It is not fashionable in our country to look for lessons from the rest of mother continent Africa. But for the purposes of expanding the debate on the role of universities of technology (Higher Learning, June 13) one can look at the role of the University for Development Studies in Tamale, Ghana for ideas.
The university is a multi-campus, established in Ghana’s northern savannas in 1992 by the government to “blend the academic world with the community in order to provide constructive interaction between the two for the total development of northern Ghana, in particular, and the country as a whole”.
The strategic vision of the university is to be a “home for world- class pro-poor scholarship” and it sees itself as [developing] “new thinking in higher education which emphasises the need for universities to play a more active role in addressing problems of the society, particularly in the rural areas”.
The first flagship achievement of the university is the fact that it has successfully blended its academic programmes with grassroots community-based training. Students of a given academic tier group identify a specific region and in smaller groups live in the communities and interact with the people during each trimester for three years of their four-year degree.
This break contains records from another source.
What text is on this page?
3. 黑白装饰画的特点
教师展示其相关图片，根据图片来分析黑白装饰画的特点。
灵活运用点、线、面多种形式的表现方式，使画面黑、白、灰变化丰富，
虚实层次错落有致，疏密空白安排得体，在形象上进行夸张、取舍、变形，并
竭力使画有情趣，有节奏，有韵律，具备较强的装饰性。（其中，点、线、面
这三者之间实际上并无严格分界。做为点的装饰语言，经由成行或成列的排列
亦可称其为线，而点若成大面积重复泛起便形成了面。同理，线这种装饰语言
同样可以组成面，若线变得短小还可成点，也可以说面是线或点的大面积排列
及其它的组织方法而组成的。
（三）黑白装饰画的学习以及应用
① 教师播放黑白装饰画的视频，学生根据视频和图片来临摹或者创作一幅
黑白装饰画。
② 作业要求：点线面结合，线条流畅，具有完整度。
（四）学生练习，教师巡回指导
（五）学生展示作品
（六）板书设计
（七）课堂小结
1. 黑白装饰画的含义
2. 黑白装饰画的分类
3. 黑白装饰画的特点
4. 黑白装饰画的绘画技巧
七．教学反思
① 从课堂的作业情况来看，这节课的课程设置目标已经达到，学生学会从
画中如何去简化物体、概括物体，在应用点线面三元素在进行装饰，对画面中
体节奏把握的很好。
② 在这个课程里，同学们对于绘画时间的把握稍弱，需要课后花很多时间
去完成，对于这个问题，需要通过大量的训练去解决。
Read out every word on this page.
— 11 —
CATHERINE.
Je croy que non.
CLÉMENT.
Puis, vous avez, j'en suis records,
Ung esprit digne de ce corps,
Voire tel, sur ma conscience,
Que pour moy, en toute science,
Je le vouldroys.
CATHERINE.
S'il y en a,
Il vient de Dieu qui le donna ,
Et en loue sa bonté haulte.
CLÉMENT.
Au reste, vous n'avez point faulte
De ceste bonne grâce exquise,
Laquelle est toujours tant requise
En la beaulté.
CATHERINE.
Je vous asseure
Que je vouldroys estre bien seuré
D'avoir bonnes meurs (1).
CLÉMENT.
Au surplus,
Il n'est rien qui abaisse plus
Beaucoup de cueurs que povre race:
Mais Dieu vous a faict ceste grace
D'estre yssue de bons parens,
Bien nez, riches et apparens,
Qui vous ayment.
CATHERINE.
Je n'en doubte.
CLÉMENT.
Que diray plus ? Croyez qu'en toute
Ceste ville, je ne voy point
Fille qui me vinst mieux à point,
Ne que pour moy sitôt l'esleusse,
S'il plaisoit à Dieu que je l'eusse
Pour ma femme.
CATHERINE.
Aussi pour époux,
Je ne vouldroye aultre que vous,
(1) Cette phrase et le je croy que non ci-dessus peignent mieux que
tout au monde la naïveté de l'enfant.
In the first year, students are introduced to community studies. In the second year students, together with the communities, identify the development problems and challenges in their respective communities and on that basis work together with the community members to formulate specific intervention in the third year.
In a nutshell the curricula of the faculties of the university emphasise community entry, community dialogue, extension and practical tools of inquiry.
This method of university-community interaction differs from other forms of community interaction because it directly blends pedagogical paradigm with the community and in the process betters the community.
Thus instead of the university becoming a change agent it acts as a bettering agent. This idea provides an antidote to or avoids the problem of being a change agent — where change is difficult, painful or impossible.
The guiding principle of the university is that it starts from what people know and understand and then “rubs in” scientific knowledge.
Universities of technology are uniquely set up to harness these opportunities fully by utilising the concept of co-creation.